Let us repeat. It is about intuitions that we have not yet systematized; we are supposed to master the systematic and educational approach that Rev. Dr. Mundele proposes to us. One should therefore not skip the stages. Besides, as presented, this approach certainly puts us in dialogue with the Word of God and also with the biblical scholars of other continents, as well as with the so-called profane disciplines. It promotes the emergence of a plural and rigorous reading of the Bible in an African context. Finally, it favours the necessary collaboration between theologians and biblical scholars in formulating a thought and a Christian praxis on the continent. Then, far from being a confinement, the African approach to the Bible is, on the contrary, an ecumenical venture, an adventure of getting together.

But to reach there, it needs to accept the bibliophagy to which the prophets Ezekiel and John invite us. The word to which the biblical scholars are witness is sweet and bitter (cf. Ap 10, 8-11). It is bitter because of its intellectual and existential requirements; sweet because of the fruits of understanding and conversion that it produces.

It behoves us to sincerely thank Rev. Dr. Albert Ngengi Mundele who has just attached a very strong methodological knot to the long thread of research on African readings of the Bible.

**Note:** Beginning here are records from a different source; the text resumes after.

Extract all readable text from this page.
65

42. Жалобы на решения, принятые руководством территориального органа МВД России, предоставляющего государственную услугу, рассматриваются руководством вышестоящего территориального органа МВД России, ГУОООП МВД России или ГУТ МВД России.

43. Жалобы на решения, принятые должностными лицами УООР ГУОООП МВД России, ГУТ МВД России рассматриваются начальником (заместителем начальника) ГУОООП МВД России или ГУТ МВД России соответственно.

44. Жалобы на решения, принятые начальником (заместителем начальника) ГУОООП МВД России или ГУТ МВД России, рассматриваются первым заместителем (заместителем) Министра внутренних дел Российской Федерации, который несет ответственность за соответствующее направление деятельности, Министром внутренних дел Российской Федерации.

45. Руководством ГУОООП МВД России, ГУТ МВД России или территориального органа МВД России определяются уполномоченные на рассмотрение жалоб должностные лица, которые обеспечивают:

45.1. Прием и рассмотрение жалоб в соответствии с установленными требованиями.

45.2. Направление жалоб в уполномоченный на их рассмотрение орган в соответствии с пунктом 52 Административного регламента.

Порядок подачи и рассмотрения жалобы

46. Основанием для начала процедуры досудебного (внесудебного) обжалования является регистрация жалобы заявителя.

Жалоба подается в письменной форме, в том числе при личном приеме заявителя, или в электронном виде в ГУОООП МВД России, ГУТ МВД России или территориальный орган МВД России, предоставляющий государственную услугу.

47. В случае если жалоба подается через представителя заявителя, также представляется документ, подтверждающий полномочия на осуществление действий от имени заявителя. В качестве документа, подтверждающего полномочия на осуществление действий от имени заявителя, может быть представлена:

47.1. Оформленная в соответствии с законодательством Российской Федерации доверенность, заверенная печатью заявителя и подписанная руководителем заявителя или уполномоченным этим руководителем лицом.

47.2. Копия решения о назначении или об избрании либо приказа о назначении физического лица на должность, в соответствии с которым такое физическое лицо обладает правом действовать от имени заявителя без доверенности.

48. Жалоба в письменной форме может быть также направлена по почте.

We wish that students and researchers will accept the long, laborious, patient walk, but also fertile and fruitful venture, which the author proposes to us:

“The African approach to the Bible, as we have seen, seems boring. But I assure students/researchers that their interest will increase when they are already at work. The discovery of several aspects of the texts under study, their mutual relationship and their applicability in the contexts of African life, all give pleasure and satisfaction. With time, you will become specialists at doing it! (p.89).

Prof. Paulin Poucouta

Catholic institute of Yaoundé



[1] Cf. E. Mveng, L’Afrique dans l’Église, paroles d’un croyant, Paris, L’Harmattan 1985, 6 :. « affronter tous les obstacles, étudier la langue et les traditions bibliques, aller jusqu’aux sources, aux sources de la bible et aux sources de notre héritage culturel et permettre enfin à l’Eglise universelle de communier à notre expérience (…) ».

[2] Cf. APECA, Universalisme et mission dans la Bible. Universalism and Mission in the Bible, Nairobi, KatholischeJungscharOesterreichs / Catholic Biblical Centre for Africa and Madagascar (BICAM) 1993, 12 : en vue de « la promotion d’une étude scientifique de la Bible dans une perspective africaine »

[3] Commission Biblique Pontificale, L’interprétation de la Bible dans l’Église, Paris, Cerf, 2010, 4è édition.